Sentralisasi Pembangunan dan Politik Orde Baru Pada masa Orde Baru, tradisi Pela Gandong
hanyalah simbol kerukunan umat beragama di kepulauan Ambon. Ini dipromosikan dalam
brosur pariwisata oleh pemerintah Nasional yang bangga dengan keharmonisan antara orang
Indonesia multi-etnis dan multi-agama. Namun, lebih banyak transmigran datang ke Maluku
di bawah sponsor pemerintah pusat untuk mendorong pembangunan, persatuan nasional dan
pertahanan dan keamanan nasional (Goss, 1992, hlm. 88). Banyak yang datang secara
sukarela dari Jawa, Sumatera dan Sulawesi ke proyek transmigrasi di Ceram, daerah lain di
Maluku dan ke ibu kota Ambon. Di ibu kota, proporsi orang Kristen dalam populasi berubah
dari 60 persen pada 1970-an menjadi 52 persen pada 1990-an. Ini adalah hasil tidak hanya
dari peningkatan jumlah migran Buton, Bugis, Makassar, dan Jawa baru yang datang ke kota
itu, tetapi juga merupakan hasil dari peningkatan jumlah orang Kristen Ambon yang
beremigrasi ke Jawa setelah menghadapi kesulitan dalam mencari pekerjaan dan mencari
nafkah selama tahun 1990-an. Tentu saja, orang Ambon non-pribumi tidak berpegang pada
tradisi Pela, yang terus mempengaruhi pemikiran pemuda asli Ambon. Transmigrasi dan
meningkatnya urbanisasi penduduk asli Ambon merupakan faktor penting dalam membawa
perubahan budaya Ambon selama tahun 1990-an.

FARHAN

Budaya Ambon juga berubah drastis oleh sentralisasi pemerintahan Orde Baru.
Kepemimpinan lokal tradisional direnovasi di sepanjang garis Jawa berdasarkan konsep lurah
(kepala desa). Dalam jangka panjang, raja dan pemimpin adat kehilangan hak istimewa dan
rasa hormat dari komunitas mereka. Menurut kebijakan Orde Baru, satu-satunya ideologi
politik resmi adalah Pancasila. Soeharto berhasil menekan kekuatan tokoh politik lokal,
dengan menghilangkan esensi identitas politik mereka dan dasar kekuasaan mereka.

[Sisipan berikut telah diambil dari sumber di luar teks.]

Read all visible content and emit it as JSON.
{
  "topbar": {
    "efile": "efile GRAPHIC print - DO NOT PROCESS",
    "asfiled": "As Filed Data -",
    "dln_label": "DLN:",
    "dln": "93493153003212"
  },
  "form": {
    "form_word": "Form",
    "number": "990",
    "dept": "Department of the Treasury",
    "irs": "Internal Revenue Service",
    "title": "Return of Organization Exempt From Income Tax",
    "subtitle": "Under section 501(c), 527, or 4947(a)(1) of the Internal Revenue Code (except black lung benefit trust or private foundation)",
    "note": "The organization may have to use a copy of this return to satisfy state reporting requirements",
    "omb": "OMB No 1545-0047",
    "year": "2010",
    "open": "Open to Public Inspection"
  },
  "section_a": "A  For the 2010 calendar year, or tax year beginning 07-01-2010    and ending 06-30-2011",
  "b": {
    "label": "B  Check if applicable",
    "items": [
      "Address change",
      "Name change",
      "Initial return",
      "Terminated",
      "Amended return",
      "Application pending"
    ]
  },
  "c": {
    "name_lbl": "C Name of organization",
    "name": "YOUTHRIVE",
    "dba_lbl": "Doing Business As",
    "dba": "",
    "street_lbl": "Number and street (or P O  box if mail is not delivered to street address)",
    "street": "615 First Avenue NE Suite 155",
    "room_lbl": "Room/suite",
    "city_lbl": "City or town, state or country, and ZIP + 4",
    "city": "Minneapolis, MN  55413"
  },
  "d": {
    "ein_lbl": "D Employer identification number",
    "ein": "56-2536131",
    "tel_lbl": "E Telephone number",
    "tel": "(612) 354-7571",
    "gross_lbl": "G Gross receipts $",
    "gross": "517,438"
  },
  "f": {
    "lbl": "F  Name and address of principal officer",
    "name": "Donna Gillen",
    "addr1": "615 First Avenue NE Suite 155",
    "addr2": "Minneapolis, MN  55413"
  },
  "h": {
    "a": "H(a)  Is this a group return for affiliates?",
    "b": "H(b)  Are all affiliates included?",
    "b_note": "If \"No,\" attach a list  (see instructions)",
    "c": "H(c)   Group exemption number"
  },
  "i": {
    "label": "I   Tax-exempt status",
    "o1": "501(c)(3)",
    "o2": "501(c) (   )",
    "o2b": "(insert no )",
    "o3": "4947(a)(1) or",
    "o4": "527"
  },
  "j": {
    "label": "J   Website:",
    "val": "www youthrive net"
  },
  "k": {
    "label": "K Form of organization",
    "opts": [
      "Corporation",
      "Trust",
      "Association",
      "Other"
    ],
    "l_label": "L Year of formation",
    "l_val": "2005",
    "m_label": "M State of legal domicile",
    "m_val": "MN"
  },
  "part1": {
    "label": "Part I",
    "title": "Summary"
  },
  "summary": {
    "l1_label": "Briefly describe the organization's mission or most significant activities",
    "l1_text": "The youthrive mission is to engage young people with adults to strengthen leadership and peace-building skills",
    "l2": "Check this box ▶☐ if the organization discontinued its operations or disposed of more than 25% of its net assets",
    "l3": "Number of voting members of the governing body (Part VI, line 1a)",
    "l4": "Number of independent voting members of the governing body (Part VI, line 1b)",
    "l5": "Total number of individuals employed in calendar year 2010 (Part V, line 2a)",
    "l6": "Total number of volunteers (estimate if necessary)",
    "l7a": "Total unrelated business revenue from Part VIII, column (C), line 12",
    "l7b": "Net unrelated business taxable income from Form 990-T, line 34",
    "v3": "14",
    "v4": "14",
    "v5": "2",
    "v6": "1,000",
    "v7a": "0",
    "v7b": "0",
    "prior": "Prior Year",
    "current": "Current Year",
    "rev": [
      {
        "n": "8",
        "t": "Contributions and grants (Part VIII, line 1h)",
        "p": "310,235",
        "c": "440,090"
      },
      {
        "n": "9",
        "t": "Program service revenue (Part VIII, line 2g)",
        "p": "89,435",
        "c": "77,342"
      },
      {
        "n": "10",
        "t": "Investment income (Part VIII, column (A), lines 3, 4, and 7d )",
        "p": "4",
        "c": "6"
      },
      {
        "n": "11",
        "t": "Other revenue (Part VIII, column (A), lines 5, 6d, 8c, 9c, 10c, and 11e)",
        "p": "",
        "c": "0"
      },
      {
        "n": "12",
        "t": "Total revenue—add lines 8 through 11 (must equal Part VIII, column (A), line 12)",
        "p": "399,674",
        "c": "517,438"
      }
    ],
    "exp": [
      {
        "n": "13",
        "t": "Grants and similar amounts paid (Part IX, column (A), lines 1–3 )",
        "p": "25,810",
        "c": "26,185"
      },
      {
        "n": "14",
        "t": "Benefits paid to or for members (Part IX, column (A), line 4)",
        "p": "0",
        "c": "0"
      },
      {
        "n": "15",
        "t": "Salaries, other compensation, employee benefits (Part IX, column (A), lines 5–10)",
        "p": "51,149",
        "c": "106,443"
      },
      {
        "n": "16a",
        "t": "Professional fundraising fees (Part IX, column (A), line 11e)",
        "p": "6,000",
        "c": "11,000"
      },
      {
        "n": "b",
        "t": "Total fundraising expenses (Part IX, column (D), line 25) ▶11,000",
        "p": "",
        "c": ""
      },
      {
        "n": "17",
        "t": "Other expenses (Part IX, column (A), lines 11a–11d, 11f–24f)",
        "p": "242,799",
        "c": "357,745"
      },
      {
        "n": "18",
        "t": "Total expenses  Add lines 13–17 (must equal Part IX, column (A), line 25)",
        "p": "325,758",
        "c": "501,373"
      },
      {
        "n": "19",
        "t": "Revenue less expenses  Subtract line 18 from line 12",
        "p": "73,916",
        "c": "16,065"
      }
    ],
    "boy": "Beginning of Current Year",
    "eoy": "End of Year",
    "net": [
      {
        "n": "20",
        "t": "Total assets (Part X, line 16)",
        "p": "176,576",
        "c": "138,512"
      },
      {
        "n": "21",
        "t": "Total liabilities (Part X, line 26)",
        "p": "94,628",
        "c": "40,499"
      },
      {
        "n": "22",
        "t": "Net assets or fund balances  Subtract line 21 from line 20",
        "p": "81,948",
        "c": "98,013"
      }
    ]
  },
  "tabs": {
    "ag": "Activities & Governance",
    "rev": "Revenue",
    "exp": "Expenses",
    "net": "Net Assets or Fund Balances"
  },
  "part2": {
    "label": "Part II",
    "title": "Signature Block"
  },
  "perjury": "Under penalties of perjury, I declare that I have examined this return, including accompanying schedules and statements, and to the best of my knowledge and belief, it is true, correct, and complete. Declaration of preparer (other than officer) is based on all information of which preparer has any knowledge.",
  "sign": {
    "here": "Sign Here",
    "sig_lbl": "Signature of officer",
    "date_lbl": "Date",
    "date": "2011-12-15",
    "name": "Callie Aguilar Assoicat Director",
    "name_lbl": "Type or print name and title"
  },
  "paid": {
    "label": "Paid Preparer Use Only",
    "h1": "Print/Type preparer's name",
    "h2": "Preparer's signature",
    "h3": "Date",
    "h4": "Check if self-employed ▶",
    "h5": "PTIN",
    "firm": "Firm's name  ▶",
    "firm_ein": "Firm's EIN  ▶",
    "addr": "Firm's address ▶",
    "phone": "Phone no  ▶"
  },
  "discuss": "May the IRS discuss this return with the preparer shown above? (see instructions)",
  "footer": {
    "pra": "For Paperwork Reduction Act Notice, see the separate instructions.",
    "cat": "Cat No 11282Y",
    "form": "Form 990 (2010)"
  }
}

Namun, ekspresi budaya lokal bangkit kembali setelah jatuhnya Soeharto. Pemerintahan
Presiden Habibie memberikan lebih banyak kesempatan bagi politik lokal dan identitas
politik lokal ketika pemerintah memperkenalkan kebijakan otonomi daerah. Sayangnya,
euforia otonomi daerah berujung pada penguatan masyarakat adat terhadap kaum migran.
Dengan demikian, konflik Arnbon dapat dilihat sebagai produk dinamika politik daerah
dalam Masa transisi politik Indonesia ini. Di kota Ambon, sebagian besar umat Islam tinggal
di daerah pesisir sekitar Batu Merah. Mereka adalah pendatang dari Sulawesi Selatan dan
Tenggara, Jawa dan Sumatera. Umat Islam juga datang untuk tinggal di tengah-tengah
kawasan Kristen di Ambon. Seperti yang telah ditunjukkan, pada masa Kolonial dan
Soekarno Leitimor menjadi wilayah Kristen. Namun, struktur penduduk berubah setelah Orde
Baru memperkenalkan kebijakan transmigrasi dan membuka kota Ambon untuk pemukiman
perkotaan Muslim. Selanjutnya, pemerintah pusat secara terbuka mendorong pembangunan
ini sebagai bagian dari kebijakan transmigrasi yang ambisius.